As revealed in this brief video (with a snarky caption), an impertinent YLE reporter riled Armstrong with a pointed question related to this uncertainty (shades of my recent questions to him about the Guggenheim Abu Dhabi, to which Richard had responded courteously):
—YLE Reporter: You want the State and the City Council to make a decision to back this project: whether to finance it next year, 2015. What if they say no?
—Armstrong: I don’t know. [Pause] I’m not liking this interview. These are typical bad questions.
Whereupon, with the camera still rolling, he got up and left (but returned later “after consulting with his PR agency,” according to YLE’s report). What we don’t know from this 28-second “gotcha” clip is whether this was the last in a string of hostile questions that may have seemed designed more to entrap than to elicit information.

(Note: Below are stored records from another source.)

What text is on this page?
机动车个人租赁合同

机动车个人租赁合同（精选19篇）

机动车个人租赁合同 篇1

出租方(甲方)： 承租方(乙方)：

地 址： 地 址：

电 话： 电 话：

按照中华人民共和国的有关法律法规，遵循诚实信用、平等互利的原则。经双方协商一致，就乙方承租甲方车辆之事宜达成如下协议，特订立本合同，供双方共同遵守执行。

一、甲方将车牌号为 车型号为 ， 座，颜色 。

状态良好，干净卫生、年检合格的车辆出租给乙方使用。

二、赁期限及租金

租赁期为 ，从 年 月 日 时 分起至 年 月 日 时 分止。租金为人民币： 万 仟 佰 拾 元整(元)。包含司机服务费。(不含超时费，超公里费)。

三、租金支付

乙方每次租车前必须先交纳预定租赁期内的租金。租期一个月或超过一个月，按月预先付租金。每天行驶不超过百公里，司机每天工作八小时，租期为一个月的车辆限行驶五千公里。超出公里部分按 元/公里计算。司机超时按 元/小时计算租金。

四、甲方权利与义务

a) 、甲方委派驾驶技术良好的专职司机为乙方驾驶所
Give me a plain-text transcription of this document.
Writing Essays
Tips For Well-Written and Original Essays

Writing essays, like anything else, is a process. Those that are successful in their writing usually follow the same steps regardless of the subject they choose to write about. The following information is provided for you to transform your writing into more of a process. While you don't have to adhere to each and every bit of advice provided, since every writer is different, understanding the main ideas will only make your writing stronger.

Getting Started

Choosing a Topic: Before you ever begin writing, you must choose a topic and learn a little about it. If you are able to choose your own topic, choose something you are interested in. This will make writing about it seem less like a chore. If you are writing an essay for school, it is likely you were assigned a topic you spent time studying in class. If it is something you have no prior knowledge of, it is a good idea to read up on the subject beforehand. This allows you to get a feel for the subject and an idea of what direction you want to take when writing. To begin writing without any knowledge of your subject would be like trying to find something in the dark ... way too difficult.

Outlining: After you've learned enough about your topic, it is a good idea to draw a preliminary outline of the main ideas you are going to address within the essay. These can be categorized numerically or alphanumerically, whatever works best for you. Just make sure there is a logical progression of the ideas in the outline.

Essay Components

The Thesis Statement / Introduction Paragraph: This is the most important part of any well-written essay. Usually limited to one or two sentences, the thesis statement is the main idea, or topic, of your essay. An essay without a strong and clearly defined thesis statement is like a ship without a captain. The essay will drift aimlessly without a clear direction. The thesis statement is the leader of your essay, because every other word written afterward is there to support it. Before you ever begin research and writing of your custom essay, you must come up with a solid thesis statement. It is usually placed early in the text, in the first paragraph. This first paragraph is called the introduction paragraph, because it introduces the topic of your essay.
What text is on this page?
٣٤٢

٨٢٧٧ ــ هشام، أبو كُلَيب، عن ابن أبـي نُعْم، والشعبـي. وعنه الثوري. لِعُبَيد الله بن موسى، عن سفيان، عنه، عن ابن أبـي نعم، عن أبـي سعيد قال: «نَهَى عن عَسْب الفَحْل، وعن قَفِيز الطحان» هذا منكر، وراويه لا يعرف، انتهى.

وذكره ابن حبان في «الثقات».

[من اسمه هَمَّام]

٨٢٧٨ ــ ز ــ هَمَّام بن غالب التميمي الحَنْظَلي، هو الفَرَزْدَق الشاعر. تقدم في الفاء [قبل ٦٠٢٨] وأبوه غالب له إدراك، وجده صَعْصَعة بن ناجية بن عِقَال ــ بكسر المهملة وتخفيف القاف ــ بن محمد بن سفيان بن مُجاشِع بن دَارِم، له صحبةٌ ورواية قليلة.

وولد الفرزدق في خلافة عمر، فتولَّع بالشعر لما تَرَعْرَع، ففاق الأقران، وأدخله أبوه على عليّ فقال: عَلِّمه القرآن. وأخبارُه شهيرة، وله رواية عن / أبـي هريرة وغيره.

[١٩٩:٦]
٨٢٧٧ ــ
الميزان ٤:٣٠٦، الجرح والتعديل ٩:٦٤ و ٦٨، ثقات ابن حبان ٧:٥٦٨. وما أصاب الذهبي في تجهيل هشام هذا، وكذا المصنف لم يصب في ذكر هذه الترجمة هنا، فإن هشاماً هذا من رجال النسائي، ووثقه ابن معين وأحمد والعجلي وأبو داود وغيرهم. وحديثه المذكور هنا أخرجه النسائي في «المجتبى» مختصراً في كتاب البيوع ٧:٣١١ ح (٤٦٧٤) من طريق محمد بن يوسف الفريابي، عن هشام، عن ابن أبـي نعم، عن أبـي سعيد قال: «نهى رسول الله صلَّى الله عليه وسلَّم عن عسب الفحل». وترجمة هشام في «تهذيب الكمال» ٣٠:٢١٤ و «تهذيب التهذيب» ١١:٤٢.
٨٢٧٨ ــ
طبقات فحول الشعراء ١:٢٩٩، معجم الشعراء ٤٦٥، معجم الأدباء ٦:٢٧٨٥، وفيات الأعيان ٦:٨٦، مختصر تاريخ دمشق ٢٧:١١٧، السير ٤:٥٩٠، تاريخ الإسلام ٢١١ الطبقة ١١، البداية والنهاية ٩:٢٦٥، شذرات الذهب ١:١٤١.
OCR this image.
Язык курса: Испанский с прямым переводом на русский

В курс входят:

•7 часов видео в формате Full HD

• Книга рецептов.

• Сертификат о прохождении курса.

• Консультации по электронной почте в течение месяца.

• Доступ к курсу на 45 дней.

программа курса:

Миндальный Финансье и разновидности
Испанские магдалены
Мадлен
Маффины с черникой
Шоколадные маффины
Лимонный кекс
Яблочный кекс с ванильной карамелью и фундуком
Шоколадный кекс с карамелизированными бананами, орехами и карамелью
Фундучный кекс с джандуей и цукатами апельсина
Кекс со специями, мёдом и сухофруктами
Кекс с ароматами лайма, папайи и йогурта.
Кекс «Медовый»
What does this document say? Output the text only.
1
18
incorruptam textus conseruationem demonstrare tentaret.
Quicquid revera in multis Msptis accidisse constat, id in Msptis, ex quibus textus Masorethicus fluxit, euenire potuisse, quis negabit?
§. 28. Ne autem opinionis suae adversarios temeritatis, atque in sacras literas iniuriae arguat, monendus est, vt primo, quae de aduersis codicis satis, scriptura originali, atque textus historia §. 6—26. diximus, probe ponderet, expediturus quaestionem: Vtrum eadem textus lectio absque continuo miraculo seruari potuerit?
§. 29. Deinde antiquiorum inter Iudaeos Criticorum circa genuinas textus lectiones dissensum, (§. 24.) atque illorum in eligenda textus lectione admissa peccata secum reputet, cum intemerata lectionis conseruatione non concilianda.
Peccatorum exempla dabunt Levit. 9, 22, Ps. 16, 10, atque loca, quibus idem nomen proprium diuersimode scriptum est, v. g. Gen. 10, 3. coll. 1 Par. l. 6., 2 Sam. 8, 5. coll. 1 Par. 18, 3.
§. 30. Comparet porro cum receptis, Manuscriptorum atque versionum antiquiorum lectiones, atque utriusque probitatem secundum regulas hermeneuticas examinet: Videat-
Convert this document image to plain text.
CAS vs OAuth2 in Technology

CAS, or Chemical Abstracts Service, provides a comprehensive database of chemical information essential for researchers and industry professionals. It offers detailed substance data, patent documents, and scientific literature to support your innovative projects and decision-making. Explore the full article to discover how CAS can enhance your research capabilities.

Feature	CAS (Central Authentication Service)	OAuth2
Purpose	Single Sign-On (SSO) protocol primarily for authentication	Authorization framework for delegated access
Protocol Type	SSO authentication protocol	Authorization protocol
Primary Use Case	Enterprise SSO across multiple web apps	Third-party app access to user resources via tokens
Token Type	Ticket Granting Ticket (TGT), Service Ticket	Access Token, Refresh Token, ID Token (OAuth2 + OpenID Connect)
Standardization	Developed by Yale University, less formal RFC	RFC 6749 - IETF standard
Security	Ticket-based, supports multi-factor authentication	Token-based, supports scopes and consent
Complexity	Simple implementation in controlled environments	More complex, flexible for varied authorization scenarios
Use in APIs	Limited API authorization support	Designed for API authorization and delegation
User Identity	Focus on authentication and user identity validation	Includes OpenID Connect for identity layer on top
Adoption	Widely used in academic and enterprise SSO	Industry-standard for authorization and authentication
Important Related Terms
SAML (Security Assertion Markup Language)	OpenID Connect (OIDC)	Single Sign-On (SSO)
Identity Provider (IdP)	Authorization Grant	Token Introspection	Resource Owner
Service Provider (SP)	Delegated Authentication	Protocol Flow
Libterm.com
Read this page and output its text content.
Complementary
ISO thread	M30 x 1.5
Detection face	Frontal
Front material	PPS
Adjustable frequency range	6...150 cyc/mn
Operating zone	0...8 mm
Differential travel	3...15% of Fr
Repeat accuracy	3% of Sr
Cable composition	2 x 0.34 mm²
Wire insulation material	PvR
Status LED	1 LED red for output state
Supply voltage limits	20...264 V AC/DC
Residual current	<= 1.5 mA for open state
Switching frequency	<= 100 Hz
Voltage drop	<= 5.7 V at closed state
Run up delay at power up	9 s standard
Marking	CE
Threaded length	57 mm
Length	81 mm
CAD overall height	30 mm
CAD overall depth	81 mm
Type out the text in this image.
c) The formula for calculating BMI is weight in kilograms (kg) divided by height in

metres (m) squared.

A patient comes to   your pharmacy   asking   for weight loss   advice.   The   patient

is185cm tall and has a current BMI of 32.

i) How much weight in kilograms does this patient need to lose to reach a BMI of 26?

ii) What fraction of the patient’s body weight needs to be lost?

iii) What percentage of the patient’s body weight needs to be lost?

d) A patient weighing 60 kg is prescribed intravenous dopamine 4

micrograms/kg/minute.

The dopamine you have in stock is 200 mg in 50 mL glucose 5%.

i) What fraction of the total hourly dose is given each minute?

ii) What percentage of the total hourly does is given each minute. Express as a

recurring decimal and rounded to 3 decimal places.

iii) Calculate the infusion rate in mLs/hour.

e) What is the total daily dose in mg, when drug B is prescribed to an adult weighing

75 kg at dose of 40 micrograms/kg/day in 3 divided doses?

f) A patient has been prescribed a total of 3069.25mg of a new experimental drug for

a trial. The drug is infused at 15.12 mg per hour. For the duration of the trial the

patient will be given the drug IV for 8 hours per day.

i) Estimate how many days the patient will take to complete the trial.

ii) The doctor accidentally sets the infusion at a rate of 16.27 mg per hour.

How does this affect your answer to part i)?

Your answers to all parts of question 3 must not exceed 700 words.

The competition’s 11 jurors (identified in the press release linked at the top) include six representatives from Finland. Representing the Guggenheim is Nancy Spector, its deputy director and chief curator. The jurors are chaired by Mark Wigley, professor and dean of Columbia University’s Graduate School of Architecture, Planning and Preservation:
Here’s the brief for the project, as enunciated on the Guggenheim Helsinki Design Competition website:
The proposed Guggenheim Helsinki will be an innovative, multidisciplinary museum of art and design. It should be of the highest architectural quality, creating a meaningful presence in Helsinki and offering civic space where both residents and visitors can gather. A prominent site has been reserved for the building at the symbolic gateway to the city from the sea, and close to the historic center. The wider Eteläsatama area forms a significant regeneration zone.
A decision on whether to proceed with the construction and development of the museum is expected to be brought to the City of Helsinki and the State of Finland for consideration following the conclusion of the competition and the public announcement of the winning design.
The building’s total anticipated construction value is €130 M, excluding taxes, and the total site area is approximately 18,520 square meters. The total floor area designated for the museum building is approximately 12,100 square meters, of which approximately 4,000 square meters will be exhibition spaces. All areas of the museum should be conceived in terms of how they support social interaction and the experience of art [emphasis added].
The museum building will include galleries, a flexible performance hall, educational space, a large café/bar, a smaller formal restaurant, administrative offices, practitioner spaces, collections storage, a retail store, and other facilities. Outdoor spaces for the display of sculpture and projects are also needed.